Need help with a problem of the sexual nature? Our resident agony aunt Rhona McAuliffe (with a little help from Durex, of course) is here to help…


“Myself and my boyfriend used to have sex four or five times a week – I know! – but recently I just haven’t been feeling it. We’re still pretty active but I’d do it more if it wasn’t so uncomfortable. It’s not all the time but I do seem to be ‘dryer’ at certain times of the month. Using a lubricant seems like a natural solution but I’m way too embarrassed to introduce it or even talk about it with my boyfriend. I suppose I feel like I would be admitting that my body is the problem here too. I’m also bad at talking about sex stuff, even with my friends. Where do I start?”

Okay, let’s start with this: your body is definitely not a problem and you have absolutely nothing to feel embarrassed about. I know that’s easy to say and much harder to work through IRL, especially when intimate chat is not your home zone but think of us as a virtual cheering squad, leading the way!

Although vaginal dryness is often associated with menopausal women (i), the contributing factors are vast and very often nothing to do with age or life stage. You mention that your discomfort appears to be cyclical and this again, is very normal. Hormonal fluctuations play a huge role in everything from our pH levels to our vaginal secretions (ii). Stress, anxiety (iii) and even the side effects of common hay fever remedies can impact our physiological make-up (iv) and contribute to intimate dryness and painful sex. Our hormonal cycles throughout the month can also impact our sex lives, and it can be difficult to navigate a solution.

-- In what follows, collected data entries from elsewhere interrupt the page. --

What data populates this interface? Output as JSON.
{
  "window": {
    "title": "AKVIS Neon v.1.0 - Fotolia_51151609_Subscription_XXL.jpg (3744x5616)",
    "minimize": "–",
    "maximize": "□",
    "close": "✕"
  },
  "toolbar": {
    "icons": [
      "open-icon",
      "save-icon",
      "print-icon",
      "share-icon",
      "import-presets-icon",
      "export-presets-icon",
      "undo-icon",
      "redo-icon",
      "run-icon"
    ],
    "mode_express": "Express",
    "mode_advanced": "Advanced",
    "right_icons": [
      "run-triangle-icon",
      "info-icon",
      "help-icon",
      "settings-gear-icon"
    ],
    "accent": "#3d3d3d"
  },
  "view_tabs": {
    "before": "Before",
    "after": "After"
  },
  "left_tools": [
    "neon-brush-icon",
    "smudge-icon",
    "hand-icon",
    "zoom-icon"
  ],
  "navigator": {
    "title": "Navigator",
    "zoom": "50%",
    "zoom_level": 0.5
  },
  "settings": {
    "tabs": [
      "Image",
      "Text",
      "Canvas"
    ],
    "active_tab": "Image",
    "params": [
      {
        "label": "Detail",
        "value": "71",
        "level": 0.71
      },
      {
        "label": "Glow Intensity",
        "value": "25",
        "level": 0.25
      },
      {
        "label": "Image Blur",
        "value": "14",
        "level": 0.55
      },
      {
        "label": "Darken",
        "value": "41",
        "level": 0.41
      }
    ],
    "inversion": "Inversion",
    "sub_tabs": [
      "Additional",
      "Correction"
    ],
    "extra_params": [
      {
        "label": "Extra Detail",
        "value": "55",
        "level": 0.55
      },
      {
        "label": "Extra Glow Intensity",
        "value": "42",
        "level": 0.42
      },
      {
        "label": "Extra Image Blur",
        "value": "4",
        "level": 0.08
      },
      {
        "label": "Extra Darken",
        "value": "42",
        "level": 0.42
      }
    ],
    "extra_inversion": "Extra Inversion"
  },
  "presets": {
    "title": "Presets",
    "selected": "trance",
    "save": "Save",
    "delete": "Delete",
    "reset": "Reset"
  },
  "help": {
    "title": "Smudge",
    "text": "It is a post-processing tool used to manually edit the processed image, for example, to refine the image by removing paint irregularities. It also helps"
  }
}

If you’re experiencing vaginal dryness along with a lack of sexual desire, your libido may have taken a hit too so it’s certainly worth exploring further with your GP (v). Remember that there’s also a chance that your partner — or what he’s doing — just doesn’t turn you on anymore (vi). Regularity doesn’t necessarily imply heightened levels of desire, so this is also worth examining. Perhaps the old routines are losing their allure and you both need to switch things up a bit?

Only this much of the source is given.